An employee drills holes for rivets in a frame inside a Boeing 737 fuselage during assembly at Spirit AeroSystems in Wichita, Kansas.
Daniel Acker | Bloomberg | Getty Images
Key Boeing supplier Spirit Aerosystems told lenders this week that the aircraft manufacturer expects sharply lower deliveries of 737 Max planes in the coming years than previously expected, according to a person familiar with the matter.
Boeing’s best-selling aircraft has been grounded since March 2019 after two fatal crashes killed 346 people. The planes’ recertification has been hit by repeated delays and now faces a devastated aircraft market as airlines rethink their fleets while the coronavirus pandemic saps travel demand and their financial losses pile up. The Federal Aviation Administration is moving ahead with its tasks to approve the planes for flight again, but the planes aren’t expected to be cleared to fly before the fall.
Spirit, which makes fuselages for the 737 Max, was talking to lenders to loosen terms of some of its debt, according to the person familiar with the matter, who asked not to be named because the discussions are private.
Spirit shared a forecast with lenders that showed deliveries this year of the Boeing 737 of around 70 compared with a previous forecast of a little more than 200, while next year’s deliveries of the narrow-body plane would likely come in at less than half an earlier forecast of 400 planes, according to a Spirit presentation slide that was viewed by CNBC. In 2022, Boeing’s 737 deliveries were projected at fewer than 400 planes, a decline from a previous forecast of almost 500.
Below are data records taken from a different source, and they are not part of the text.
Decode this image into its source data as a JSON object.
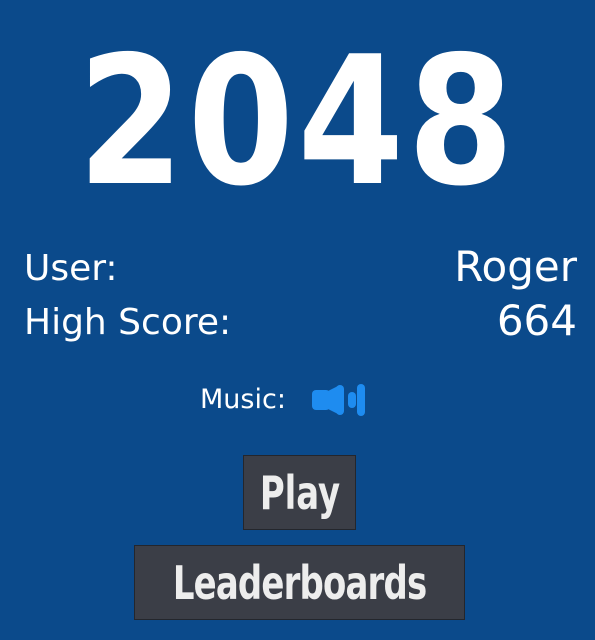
{
  "title": "2048",
  "user": {
    "label": "User:",
    "value": "Roger"
  },
  "high_score": {
    "label": "High Score:",
    "value": "664"
  },
  "music": {
    "label": "Music:",
    "icon": "speaker-icon",
    "color": "#1e8cf0"
  },
  "buttons": {
    "play": "Play",
    "leaderboards": "Leaderboards"
  },
  "colors": {
    "background": "#0b4a8b",
    "button": "#3b3e47",
    "text": "#ffffff"
  }
}
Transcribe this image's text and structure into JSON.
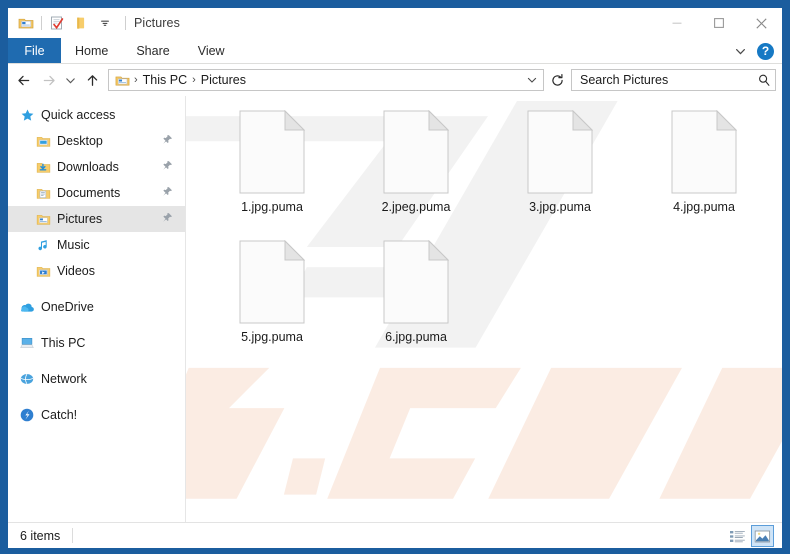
{
  "window": {
    "title": "Pictures",
    "frame_color": "#1b5d9e",
    "quick_access_toolbar": [
      {
        "name": "explorer-icon",
        "label": "File Explorer"
      },
      {
        "name": "properties-icon",
        "label": "Properties"
      },
      {
        "name": "new-folder-icon",
        "label": "New folder"
      },
      {
        "name": "customize-dropdown-icon",
        "label": "Customize Quick Access Toolbar"
      }
    ],
    "controls": {
      "minimize": "Minimize",
      "maximize": "Maximize",
      "close": "Close"
    }
  },
  "ribbon": {
    "tabs": [
      {
        "label": "File",
        "active": true
      },
      {
        "label": "Home",
        "active": false
      },
      {
        "label": "Share",
        "active": false
      },
      {
        "label": "View",
        "active": false
      }
    ],
    "collapse_label": "Minimize the Ribbon",
    "help_label": "?"
  },
  "navbar": {
    "back_label": "Back",
    "forward_label": "Forward",
    "recent_label": "Recent locations",
    "up_label": "Up",
    "breadcrumbs": [
      {
        "label": "This PC"
      },
      {
        "label": "Pictures"
      }
    ],
    "crumb_separator": "›",
    "dropdown_label": "Previous locations",
    "refresh_label": "Refresh",
    "search": {
      "placeholder": "Search Pictures",
      "value": "",
      "icon": "search-icon"
    }
  },
  "sidebar": {
    "groups": [
      {
        "header": {
          "label": "Quick access",
          "icon": "star-icon"
        },
        "items": [
          {
            "label": "Desktop",
            "icon": "folder-desktop-icon",
            "pinned": true,
            "selected": false
          },
          {
            "label": "Downloads",
            "icon": "folder-downloads-icon",
            "pinned": true,
            "selected": false
          },
          {
            "label": "Documents",
            "icon": "folder-documents-icon",
            "pinned": true,
            "selected": false
          },
          {
            "label": "Pictures",
            "icon": "folder-pictures-icon",
            "pinned": true,
            "selected": true
          },
          {
            "label": "Music",
            "icon": "music-note-icon",
            "pinned": false,
            "selected": false
          },
          {
            "label": "Videos",
            "icon": "folder-videos-icon",
            "pinned": false,
            "selected": false
          }
        ]
      },
      {
        "header": null,
        "items": [
          {
            "label": "OneDrive",
            "icon": "onedrive-cloud-icon",
            "pinned": false,
            "selected": false
          }
        ]
      },
      {
        "header": null,
        "items": [
          {
            "label": "This PC",
            "icon": "this-pc-icon",
            "pinned": false,
            "selected": false
          }
        ]
      },
      {
        "header": null,
        "items": [
          {
            "label": "Network",
            "icon": "network-icon",
            "pinned": false,
            "selected": false
          }
        ]
      },
      {
        "header": null,
        "items": [
          {
            "label": "Catch!",
            "icon": "catch-app-icon",
            "pinned": false,
            "selected": false
          }
        ]
      }
    ]
  },
  "content": {
    "watermark_text": "risk.com",
    "watermark_color": "#fbeee7",
    "files": [
      {
        "name": "1.jpg.puma",
        "icon": "blank-document-icon"
      },
      {
        "name": "2.jpeg.puma",
        "icon": "blank-document-icon"
      },
      {
        "name": "3.jpg.puma",
        "icon": "blank-document-icon"
      },
      {
        "name": "4.jpg.puma",
        "icon": "blank-document-icon"
      },
      {
        "name": "5.jpg.puma",
        "icon": "blank-document-icon"
      },
      {
        "name": "6.jpg.puma",
        "icon": "blank-document-icon"
      }
    ]
  },
  "statusbar": {
    "item_count": "6 items",
    "views": [
      {
        "name": "details-view-button",
        "label": "Details view",
        "active": false
      },
      {
        "name": "large-icons-view-button",
        "label": "Large icons view",
        "active": true
      }
    ]
  }
}
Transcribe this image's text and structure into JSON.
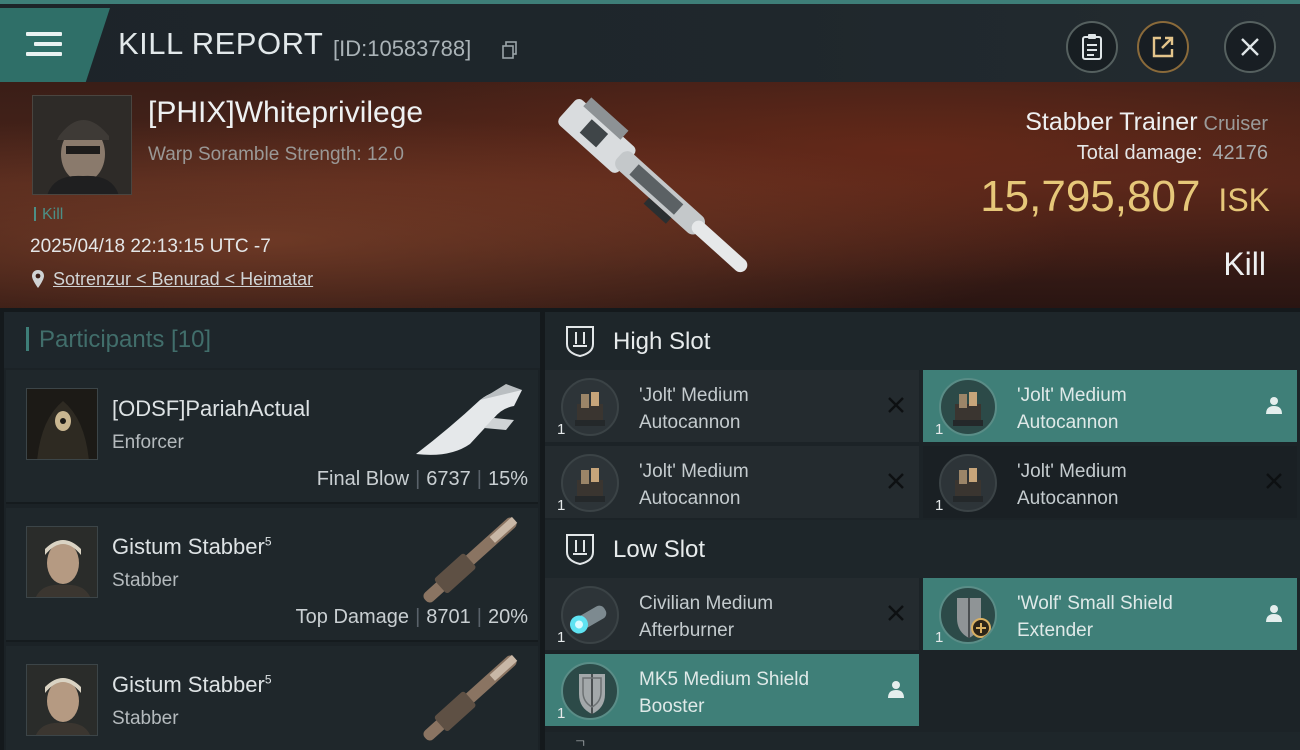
{
  "header": {
    "title": "KILL REPORT",
    "report_id": "[ID:10583788]"
  },
  "victim": {
    "name": "[PHIX]Whiteprivilege",
    "detail": "Warp Soramble Strength: 12.0",
    "kill_tag": "Kill",
    "datetime": "2025/04/18 22:13:15 UTC -7",
    "location": "Sotrenzur < Benurad < Heimatar",
    "ship_name": "Stabber Trainer",
    "ship_class": "Cruiser",
    "damage_label": "Total damage:",
    "damage_value": "42176",
    "isk_amount": "15,795,807",
    "isk_unit": "ISK",
    "result": "Kill"
  },
  "participants": {
    "header": "Participants [10]",
    "items": [
      {
        "name": "[ODSF]PariahActual",
        "sup": "",
        "ship": "Enforcer",
        "role": "Final Blow",
        "damage": "6737",
        "percent": "15%"
      },
      {
        "name": "Gistum Stabber",
        "sup": "5",
        "ship": "Stabber",
        "role": "Top Damage",
        "damage": "8701",
        "percent": "20%"
      },
      {
        "name": "Gistum Stabber",
        "sup": "5",
        "ship": "Stabber",
        "role": "",
        "damage": "",
        "percent": ""
      }
    ]
  },
  "slots": {
    "high": {
      "label": "High Slot",
      "modules": [
        {
          "name_1": "'Jolt' Medium",
          "name_2": "Autocannon",
          "qty": "1",
          "action_icon": "close-icon"
        },
        {
          "name_1": "'Jolt' Medium",
          "name_2": "Autocannon",
          "qty": "1",
          "action_icon": "person-icon"
        },
        {
          "name_1": "'Jolt' Medium",
          "name_2": "Autocannon",
          "qty": "1",
          "action_icon": "close-icon"
        },
        {
          "name_1": "'Jolt' Medium",
          "name_2": "Autocannon",
          "qty": "1",
          "action_icon": "close-icon"
        }
      ]
    },
    "low": {
      "label": "Low Slot",
      "modules": [
        {
          "name_1": "Civilian Medium",
          "name_2": "Afterburner",
          "qty": "1",
          "action_icon": "close-icon"
        },
        {
          "name_1": "'Wolf' Small Shield",
          "name_2": "Extender",
          "qty": "1",
          "action_icon": "person-icon"
        },
        {
          "name_1": "MK5 Medium Shield",
          "name_2": "Booster",
          "qty": "1",
          "action_icon": "person-icon"
        }
      ]
    }
  },
  "colors": {
    "accent_teal": "#3f7f78",
    "isk_gold": "#e6c779",
    "banner_red": "#4b241a"
  }
}
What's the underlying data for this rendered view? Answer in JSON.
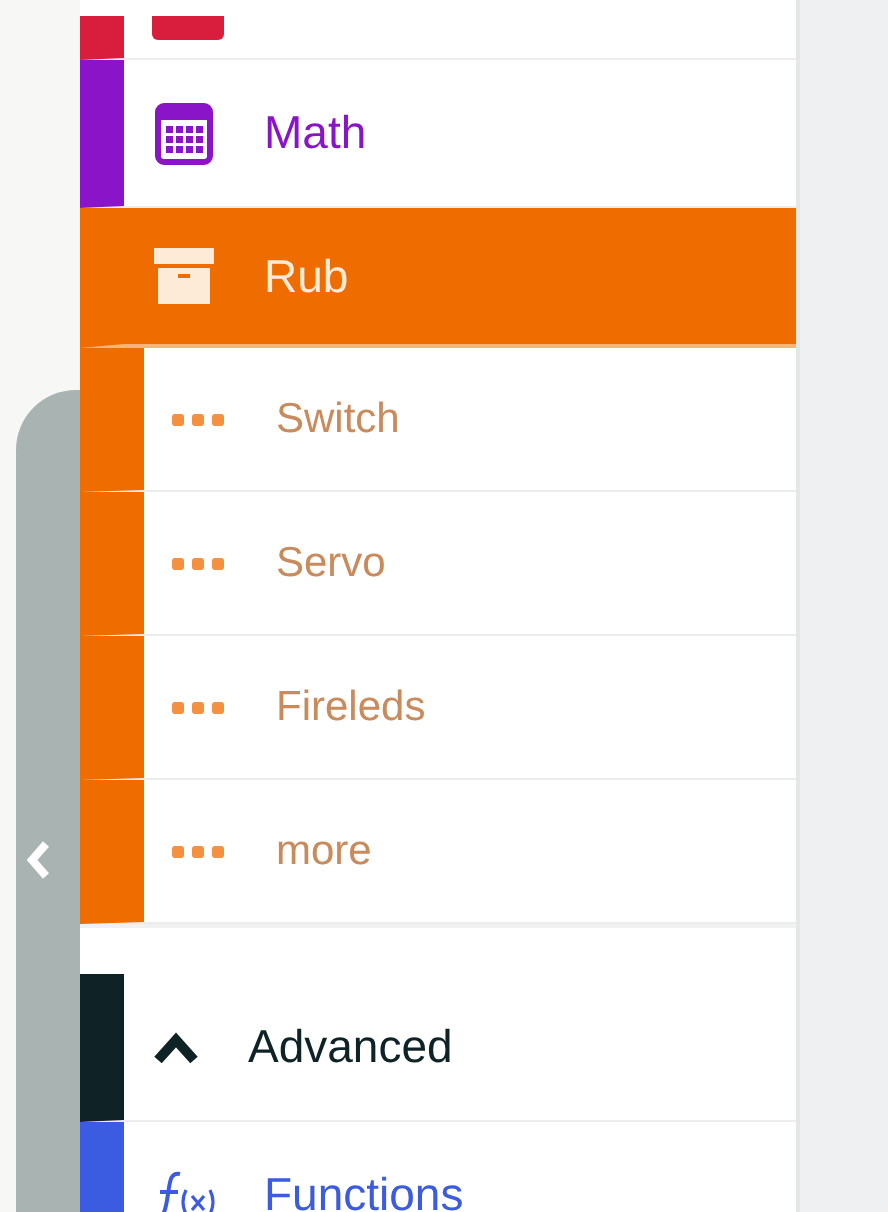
{
  "toolbox": {
    "categories": [
      {
        "kind": "category",
        "color": "#d81e3c",
        "selected": false
      },
      {
        "kind": "category",
        "name": "Math",
        "color": "#8a15c8",
        "selected": false
      },
      {
        "kind": "category",
        "name": "Rub",
        "color": "#ef6c00",
        "selected": true,
        "children": [
          {
            "name": "Switch"
          },
          {
            "name": "Servo"
          },
          {
            "name": "Fireleds"
          },
          {
            "name": "more"
          }
        ]
      },
      {
        "kind": "advanced",
        "name": "Advanced",
        "color": "#0f2326",
        "expanded": true
      },
      {
        "kind": "category",
        "name": "Functions",
        "color": "#3b5be0",
        "selected": false
      }
    ]
  }
}
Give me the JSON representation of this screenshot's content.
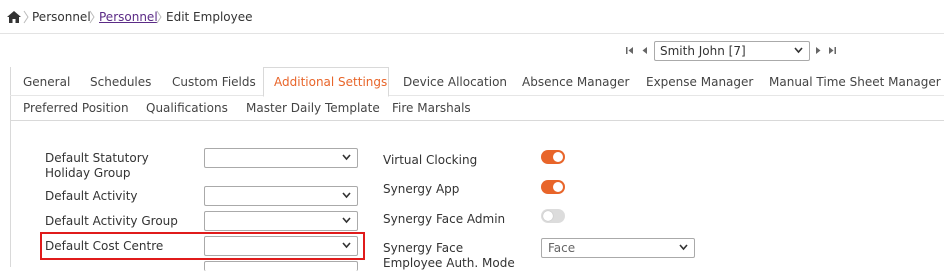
{
  "breadcrumb": {
    "items": [
      "Personnel",
      "Personnel",
      "Edit Employee"
    ]
  },
  "navigator": {
    "selected_employee": "Smith John [7]",
    "first_icon": "first-page-icon",
    "prev_icon": "prev-icon",
    "next_icon": "next-icon",
    "last_icon": "last-page-icon"
  },
  "tabs": {
    "row1": [
      "General",
      "Schedules",
      "Custom Fields",
      "Additional Settings",
      "Device Allocation",
      "Absence Manager",
      "Expense Manager",
      "Manual Time Sheet Manager"
    ],
    "row2": [
      "Preferred Position",
      "Qualifications",
      "Master Daily Template",
      "Fire Marshals"
    ],
    "active": "Additional Settings"
  },
  "form": {
    "left": [
      {
        "label": "Default Statutory Holiday Group",
        "value": ""
      },
      {
        "label": "Default Activity",
        "value": ""
      },
      {
        "label": "Default Activity Group",
        "value": ""
      },
      {
        "label": "Default Cost Centre",
        "value": ""
      }
    ],
    "right": [
      {
        "label": "Virtual Clocking",
        "on": true
      },
      {
        "label": "Synergy App",
        "on": true
      },
      {
        "label": "Synergy Face Admin",
        "on": false
      }
    ],
    "auth_mode": {
      "label": "Synergy Face Employee Auth. Mode",
      "value": "Face"
    }
  },
  "colors": {
    "accent": "#e8652a",
    "highlight": "#e01b1b",
    "link": "#5b2b86"
  }
}
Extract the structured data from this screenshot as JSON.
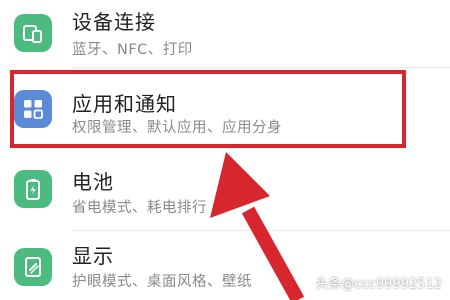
{
  "settings_items": [
    {
      "title": "设备连接",
      "subtitle": "蓝牙、NFC、打印",
      "icon": "device-connection-icon",
      "color": "#4cbb7f"
    },
    {
      "title": "应用和通知",
      "subtitle": "权限管理、默认应用、应用分身",
      "icon": "apps-grid-icon",
      "color": "#5b8bd6"
    },
    {
      "title": "电池",
      "subtitle": "省电模式、耗电排行",
      "icon": "battery-icon",
      "color": "#4cbb7f"
    },
    {
      "title": "显示",
      "subtitle": "护眼模式、桌面风格、壁纸",
      "icon": "display-icon",
      "color": "#4cbb7f"
    }
  ],
  "annotation": {
    "highlight_color": "#d8262f"
  },
  "watermark": {
    "text": "头条@ccc99992512"
  }
}
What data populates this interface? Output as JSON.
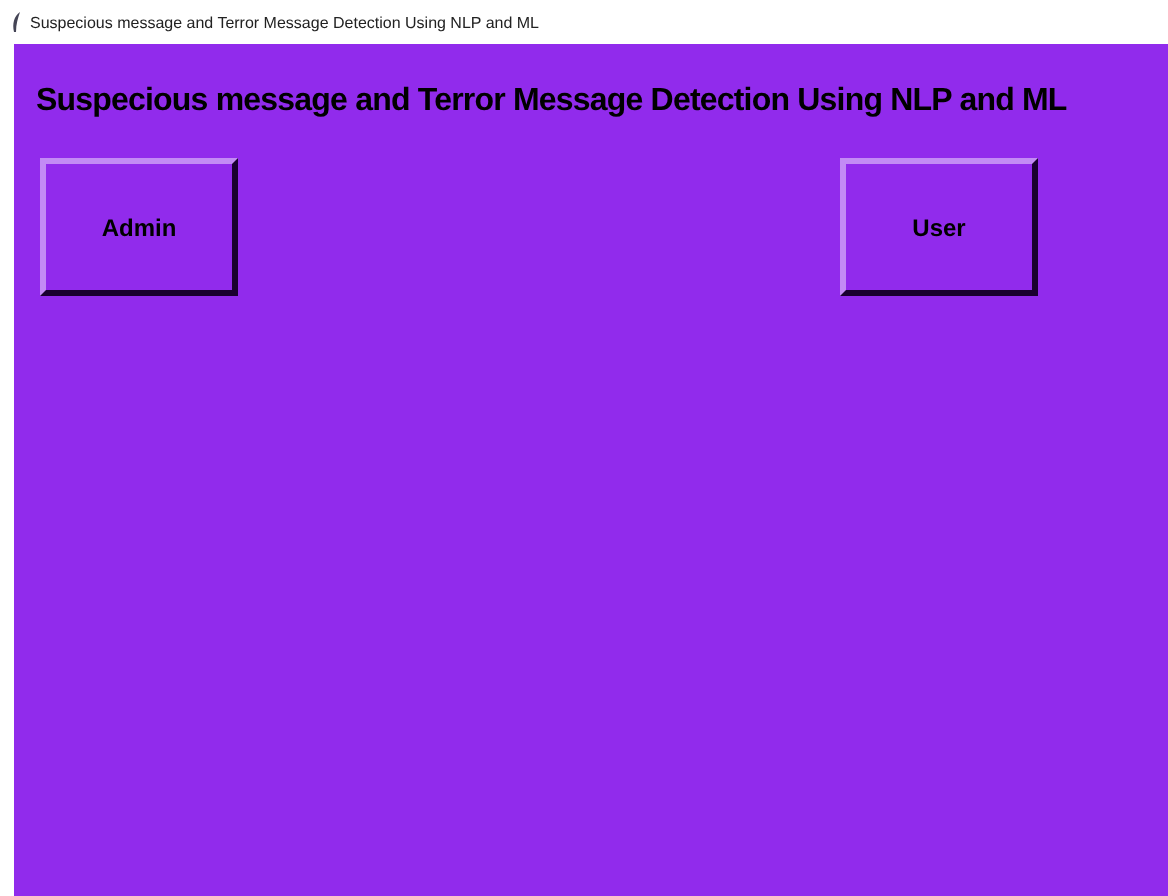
{
  "window": {
    "title": "Suspecious message and Terror Message Detection Using NLP and ML"
  },
  "heading": "Suspecious message and Terror Message Detection Using NLP and ML",
  "buttons": [
    {
      "label": "Admin"
    },
    {
      "label": "User"
    }
  ]
}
Those estimates are also lower than what some analysts are expecting. Jefferies, for example, estimated deliveries of the 737 at 370 in 2021 and 480 in 2022, according to a July 14 report. Deliveries are crucial to aircraft manufacturers and their suppliers because it’s when customers pay the bulk of the planes’ price.
Spirit declined to comment on the talks, saying in a statement to CNBC it “does not detail conversations that we have on an ongoing basis with our financial institutions or customers.”
Boeing makes two different 737 models, the older NG and the top-selling Max. Spirit did not differentiate between models in the forecast it provided to lenders, but the 737 Max is Boeing’s newest and most popular model of the plane, which has been flying since the 1960s.
The Wichita, Kansas-based Spirit last week said it would extend furloughs for some of its workers for up to 60 days “for those employees currently on temporary layoff due to their working on or supporting the 737 program.”
Boeing spokesman Bradley Akubuiro declined to comment on the delivery forecast. He said the company values its suppliers and is working closely with them “to ensure we all emerge from this situation strong, healthy and prepared for the future. We are being extremely transparent and having frequent conversations with our suppliers.
“In addition to working with our suppliers on issues related to financial health, we are using this downturn to re-focus our energy on safety, quality and a stable production system for the future, both within Boeing and our extended supply chain,” he added.
Boeing is set to report second-quarter results on July 29. Spirit is scheduled to release results on Aug. 4.